Tout le monde sait que Wim Wenders est avant tout un cinéaste « photographique ». Dès le début de sa carrière, il s’est consacré à la photographie, une activité qui le passionnait et à laquelle s’est ensuite ajouté le cinéma. Il est indéniable que ses grands succès cinématographiques, tels que *Paris, Texas* (1984) ou encore *Les Ailes du désir* (1987), possèdent des qualités photographiques particulières ; son œil pour la poésie visuelle de la photographie est toujours perceptible dans ses œuvres. Mais on pourrait même dire que Wenders est revenu à cette forme d’art avec ses deux dernières œuvres cinématographiques.
Ce vétéran du cinéma allemand, qui n’est plus tout jeune aujourd’hui, était présent au Festival de Cannes de cette année avec ses deux films : *Anselm – Le bruissement du temps* figurait au programme parallèle. Dans ce documentaire poétique, Wenders dresse le portrait de son ami Anselm Kiefer à partir d’extraits de films de fiction, d’enregistrements télévisés historiques et de séquences d’entretiens.
Perfect Days, quant à lui, était en compétition. Le retour de Wenders au long métrage a été récompensé par le prix d’interprétation masculin décerné à Koji Yakusho. Dans Perfect Days, nous suivons Yakusho dans le rôle d’Hirayama, un nettoyeur de toilettes, à travers Tokyo. Contrairement aux héros en quête de sens que l’on retrouve dans les productions d’art et d’essai actuelles, ce Hirayama est satisfait de sa vie. Là où le Britannique Ken Loach ou le Finlandais Aki Kaurismäki cherchent à susciter de vives émotions chez leur public à travers leurs regards respectifs sur le prolétariat – en recourant chacun à des stratégies différentes –, le film de Wenders, avec son attitude discrète et apparemment dénuée de message, reste fidèle à lui-même : Hirayama aime la structure du quotidien, les routines bien établies.

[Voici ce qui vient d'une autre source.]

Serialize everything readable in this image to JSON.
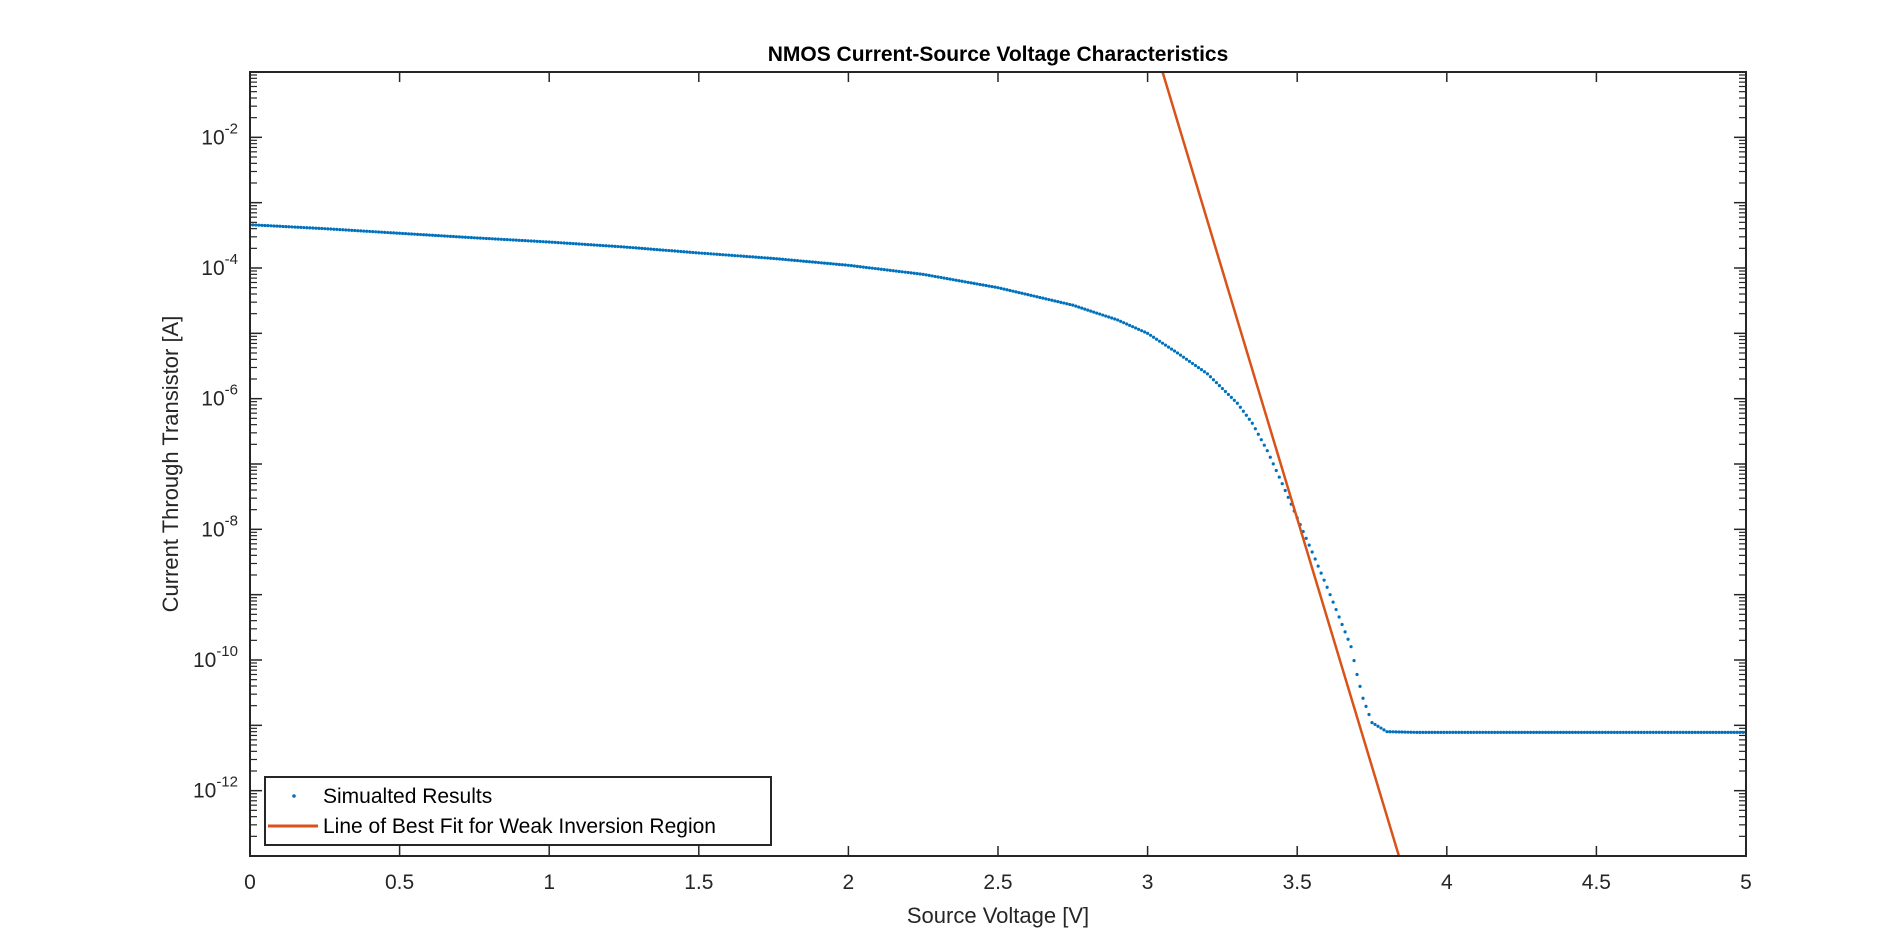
{
  "chart_data": {
    "type": "line",
    "title": "NMOS Current-Source Voltage Characteristics",
    "xlabel": "Source Voltage [V]",
    "ylabel": "Current Through Transistor [A]",
    "xlim": [
      0,
      5
    ],
    "ylim": [
      1e-13,
      0.1
    ],
    "yscale": "log",
    "grid": false,
    "legend_position": "bottom-left",
    "x_ticks": [
      "0",
      "0.5",
      "1",
      "1.5",
      "2",
      "2.5",
      "3",
      "3.5",
      "4",
      "4.5",
      "5"
    ],
    "y_ticks": [
      {
        "base": "10",
        "exp": "-12",
        "value": 1e-12
      },
      {
        "base": "10",
        "exp": "-10",
        "value": 1e-10
      },
      {
        "base": "10",
        "exp": "-8",
        "value": 1e-08
      },
      {
        "base": "10",
        "exp": "-6",
        "value": 1e-06
      },
      {
        "base": "10",
        "exp": "-4",
        "value": 0.0001
      },
      {
        "base": "10",
        "exp": "-2",
        "value": 0.01
      }
    ],
    "series": [
      {
        "name": "Simualted Results",
        "style": "dots",
        "color": "#0072BD",
        "x": [
          0,
          0.25,
          0.5,
          0.75,
          1.0,
          1.25,
          1.5,
          1.75,
          2.0,
          2.25,
          2.5,
          2.75,
          2.9,
          3.0,
          3.1,
          3.2,
          3.3,
          3.35,
          3.4,
          3.45,
          3.5,
          3.55,
          3.6,
          3.65,
          3.68,
          3.7,
          3.72,
          3.75,
          3.8,
          3.9,
          4.0,
          4.25,
          4.5,
          4.75,
          5.0
        ],
        "y": [
          0.00046,
          0.0004,
          0.00034,
          0.00029,
          0.00025,
          0.00021,
          0.00017,
          0.00014,
          0.00011,
          8e-05,
          5e-05,
          2.7e-05,
          1.6e-05,
          1e-05,
          5e-06,
          2.4e-06,
          8.5e-07,
          4.2e-07,
          1.6e-07,
          5e-08,
          1.5e-08,
          4.5e-09,
          1.3e-09,
          3.5e-10,
          1.6e-10,
          6e-11,
          2.6e-11,
          1.1e-11,
          8e-12,
          7.8e-12,
          7.8e-12,
          7.8e-12,
          7.8e-12,
          7.8e-12,
          7.8e-12
        ]
      },
      {
        "name": "Line of Best Fit for Weak Inversion Region",
        "style": "line",
        "color": "#D95319",
        "x": [
          3.05,
          3.84
        ],
        "y": [
          0.1,
          1e-13
        ]
      }
    ]
  }
}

En dehors de son travail, il se consacre, oui : à la photographie, ainsi qu’à la musique et à la littérature. Il utilise encore de vieilles cassettes audio et lit des livres de poche usés, sans que cette attitude désuète puisse être interprétée comme un signe de rétrogradisme. D’ailleurs, Wenders ne commente pratiquement pas ce personnage. Nous apprenons seulement qu’Hirayama est issu d’un milieu privilégié, mais qu’il y a renoncé de son plein gré pour chercher le bonheur dans les choses simples. Wenders ne porte pas non plus de jugement sur ce libre arbitre, et s’abstient d’autant plus de rabaisser le nettoyage des toilettes au rang d’activité subalterne. Tout comme Hirayama cherche la beauté dans le monde concret du quotidien et s’efforce de l’immortaliser avec un appareil photo, Wenders tient à reproduire une nouvelle fois ce cœur thématique sous la forme cinématographique, à mettre son message en harmonie avec les moyens photographiques et créatifs de la caméra. Il s’agit d’une stratégie de doublement réciproque.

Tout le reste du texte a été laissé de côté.